Good afternoon all,
Events at the nest today:
As you will have been aware our osprey pair have not been incubating their eggs very much for a few days now.
This morning it looked like there were no eggs in the nest at all. After carefully scrutinising our 24 hour recordings we caught a very brief glimpse yesterday of one of the adult birds dropping material on top of the eggs. This was done so quickly we had to re-run the footage about six times to make sure we had observed correctly.
We therefore took the decision to send a qualified tree climbing staff member up the tree to investigate.
As we did not want to cause a lot of disturbance to the ospreys we timed our retrieval of the eggs when they were off the nest, after a bit of searching he found and retrieved the eggs from the nest.
The eggs will now be sent for analysis to see what we can find out from them. As soon as we have any definite news we will let you know.
Other wildlife at Loch of the Lowes:
Today on the loch there were two great crested grebes, three mute swans, forty Canada geese, twenty eight mallards, four sand martins and on the edge of the loch in front of the hides there were three blackcap chicks being fed by there parents.
At the feeding station today there were four pheasants, two great spotted woodpeckers, two blue tits, a long-tailed tit, a coal tit, about fifteen chaffinches, three greenfinches, four siskins, a yellowhammer, a jay, two red squirrels and a woodmouse.
Conservation work and sightings on Perthshire reserves:
The conservation team is currently controlling bracken (Ptiridium aquilinum) on two of our reserves, on one to encourage regeneration of Juniper (Juniperus communison) and on another to conserve the population of wild flowers and other meadow flora.

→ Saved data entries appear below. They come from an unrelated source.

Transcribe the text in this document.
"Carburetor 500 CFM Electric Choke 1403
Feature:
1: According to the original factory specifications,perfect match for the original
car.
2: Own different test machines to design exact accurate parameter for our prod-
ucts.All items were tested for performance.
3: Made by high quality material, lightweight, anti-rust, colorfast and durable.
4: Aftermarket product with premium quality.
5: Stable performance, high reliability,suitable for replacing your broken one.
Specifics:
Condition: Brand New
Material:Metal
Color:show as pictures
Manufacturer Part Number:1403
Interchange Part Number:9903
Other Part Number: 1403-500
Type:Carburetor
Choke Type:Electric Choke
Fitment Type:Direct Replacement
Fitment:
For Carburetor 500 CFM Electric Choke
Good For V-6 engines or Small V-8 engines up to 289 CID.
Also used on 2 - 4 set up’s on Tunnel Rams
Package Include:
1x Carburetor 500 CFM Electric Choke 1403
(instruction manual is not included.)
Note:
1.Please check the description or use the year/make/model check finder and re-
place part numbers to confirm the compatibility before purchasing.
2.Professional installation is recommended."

Bracken is found nearly all over the world, growing 1-3 meters tall it can easily swamp an area, both in height and density; bracken is allelopathic to some plants, this means it lets out chemicals that keep them from growing.
The control of bracken is an on going job throughout the summer months but is a satisfying task, knowing that the Juniper and wild flowers will benefit greatly from our efforts.